There is a magnitude of SaaS data exposure, with 40% of all SaaS assets unmanaged, providing internal, external and public data access, according to DoControl’s report, titled Quantifying the Immense Risk of Unmanaged SaaS Data Access. The study provides data-driven insights into the growing number of insider and external threats due to vast amounts of unmanageable data in today’s enterprises.

According to Gartner, global SaaS revenue will grow nearly 38% to more than USD 140 billion between 2019 and 2022. Although cloud-based applications dramatically increase the efficiency and productivity throughout an enterprise, there is a significant threat that is often underestimated by CIOs and CISOs - unchecked and unmanaged data access by the SaaS provider. And with the growing adoption of SaaS applications, this threat is growing exponentially, putting companies at greater risk for data leaks. 

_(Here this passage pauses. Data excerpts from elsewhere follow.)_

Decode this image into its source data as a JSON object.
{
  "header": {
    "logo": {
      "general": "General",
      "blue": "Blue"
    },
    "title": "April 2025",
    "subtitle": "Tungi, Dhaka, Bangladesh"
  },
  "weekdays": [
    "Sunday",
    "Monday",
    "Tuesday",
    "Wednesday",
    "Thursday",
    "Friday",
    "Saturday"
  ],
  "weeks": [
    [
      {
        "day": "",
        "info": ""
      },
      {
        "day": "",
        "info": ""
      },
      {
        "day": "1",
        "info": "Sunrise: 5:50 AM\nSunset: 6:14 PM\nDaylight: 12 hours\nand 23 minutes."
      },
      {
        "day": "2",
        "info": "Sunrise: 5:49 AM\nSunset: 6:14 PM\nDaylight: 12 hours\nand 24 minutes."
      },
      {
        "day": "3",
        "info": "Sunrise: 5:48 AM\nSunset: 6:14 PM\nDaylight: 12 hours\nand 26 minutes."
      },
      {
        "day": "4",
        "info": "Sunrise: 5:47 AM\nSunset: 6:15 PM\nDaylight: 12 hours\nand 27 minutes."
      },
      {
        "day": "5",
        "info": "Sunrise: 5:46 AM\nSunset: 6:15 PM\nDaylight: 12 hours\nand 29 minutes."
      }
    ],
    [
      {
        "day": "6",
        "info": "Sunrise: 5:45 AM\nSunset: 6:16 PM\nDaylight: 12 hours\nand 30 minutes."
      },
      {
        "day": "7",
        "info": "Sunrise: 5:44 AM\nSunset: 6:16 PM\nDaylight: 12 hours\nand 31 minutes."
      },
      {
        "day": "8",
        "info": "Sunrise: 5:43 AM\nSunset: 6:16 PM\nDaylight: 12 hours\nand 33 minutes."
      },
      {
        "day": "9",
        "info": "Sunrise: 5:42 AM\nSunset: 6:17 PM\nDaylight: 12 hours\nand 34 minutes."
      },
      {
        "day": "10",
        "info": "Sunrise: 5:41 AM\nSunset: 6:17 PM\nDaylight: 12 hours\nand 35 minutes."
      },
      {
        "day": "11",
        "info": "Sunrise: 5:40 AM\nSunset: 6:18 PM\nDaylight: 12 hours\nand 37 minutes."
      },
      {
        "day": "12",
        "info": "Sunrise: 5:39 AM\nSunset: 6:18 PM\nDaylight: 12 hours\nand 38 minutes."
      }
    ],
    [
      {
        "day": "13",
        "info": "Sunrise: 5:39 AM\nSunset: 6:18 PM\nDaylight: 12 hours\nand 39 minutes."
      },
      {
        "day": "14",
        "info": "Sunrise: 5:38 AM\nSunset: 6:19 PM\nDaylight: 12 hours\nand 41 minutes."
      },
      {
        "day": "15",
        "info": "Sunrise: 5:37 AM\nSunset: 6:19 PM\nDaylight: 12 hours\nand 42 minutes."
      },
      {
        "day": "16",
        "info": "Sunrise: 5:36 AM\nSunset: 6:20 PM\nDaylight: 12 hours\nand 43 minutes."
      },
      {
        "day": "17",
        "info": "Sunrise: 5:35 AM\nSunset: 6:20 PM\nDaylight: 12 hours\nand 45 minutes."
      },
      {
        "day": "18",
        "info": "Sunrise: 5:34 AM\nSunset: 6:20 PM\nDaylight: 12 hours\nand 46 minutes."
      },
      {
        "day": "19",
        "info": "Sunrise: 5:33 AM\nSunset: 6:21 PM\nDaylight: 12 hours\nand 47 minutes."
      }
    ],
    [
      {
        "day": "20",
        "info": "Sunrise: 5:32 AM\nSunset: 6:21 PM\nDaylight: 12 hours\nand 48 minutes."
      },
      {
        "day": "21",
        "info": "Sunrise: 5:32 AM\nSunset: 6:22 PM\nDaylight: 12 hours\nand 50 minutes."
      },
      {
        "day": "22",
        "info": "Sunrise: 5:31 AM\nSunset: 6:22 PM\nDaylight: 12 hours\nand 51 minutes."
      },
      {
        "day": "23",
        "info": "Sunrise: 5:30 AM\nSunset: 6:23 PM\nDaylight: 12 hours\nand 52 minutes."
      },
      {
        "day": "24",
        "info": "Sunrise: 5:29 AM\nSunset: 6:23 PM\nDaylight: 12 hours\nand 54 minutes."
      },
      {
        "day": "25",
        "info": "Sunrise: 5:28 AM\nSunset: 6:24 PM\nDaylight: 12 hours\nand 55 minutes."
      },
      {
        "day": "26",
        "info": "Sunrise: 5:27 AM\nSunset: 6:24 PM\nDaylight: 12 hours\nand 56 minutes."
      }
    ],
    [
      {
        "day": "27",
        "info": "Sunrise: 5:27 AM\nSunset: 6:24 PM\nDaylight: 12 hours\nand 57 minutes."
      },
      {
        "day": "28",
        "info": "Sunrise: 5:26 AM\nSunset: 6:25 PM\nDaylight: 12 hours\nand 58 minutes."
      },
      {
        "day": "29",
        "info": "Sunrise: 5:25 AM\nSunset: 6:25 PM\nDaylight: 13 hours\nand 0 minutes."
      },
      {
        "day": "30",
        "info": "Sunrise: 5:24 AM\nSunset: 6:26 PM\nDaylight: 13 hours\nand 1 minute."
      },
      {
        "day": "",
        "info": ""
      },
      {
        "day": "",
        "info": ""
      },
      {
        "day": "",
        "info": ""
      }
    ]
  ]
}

As a benchmark, the average 1,000 person company stores between 500K and 10M assets in SaaS applications. Companies enabling public sharing may face up to 200,000 of these assets being shared publicly. DoControl aggregated and analyzed myriad data from its customer base. Below are key findings categorized by external and insider threats:

Insider threats:

• Of the companies analyzed, an average of 400 encryption keys are shared internally to anyone with a link.
• 20% of SaaS assets are shared internally with a link, exposing many employees to data points they are not authorized to consume.
• 8% of employees share assets from their corporate with their personal accounts, exposing many former employees to ongoing company data.

External threats:

• Between 1,000 and 15,000 external collaborators (vendors, contractors, customers, partners, prospects, media, analysts, etc.) have access to company data.
• Between 200 and 3,000 external (specifically third-party) companies have access to company assets.
• 18% of SaaS application assets are shared externally and remain shared externally even after deleting users.

“The past year forced many organizations to collaborate with many external parties and adjust their existing workforce to support remote collaboration,” stated Adam Gavish, CEO and Co-Founder of DoControl. “To date, security practitioners focused on enabling SaaS access in a secure manner, now is the time for them to prioritize the relevancy of this data access internally and externally.  Unmanageable data access poses a significant risk to any organization and increases the likelihood for a data breach. While SaaS apps are designed to promote collaboration, in this ever growing attack surface security teams must pay attention to ongoing data access at scale. DoControl is committed to helping organizations ensure no unauthorized person has access to company data without slowing down business enablement nor changing the end user’s day to day work.”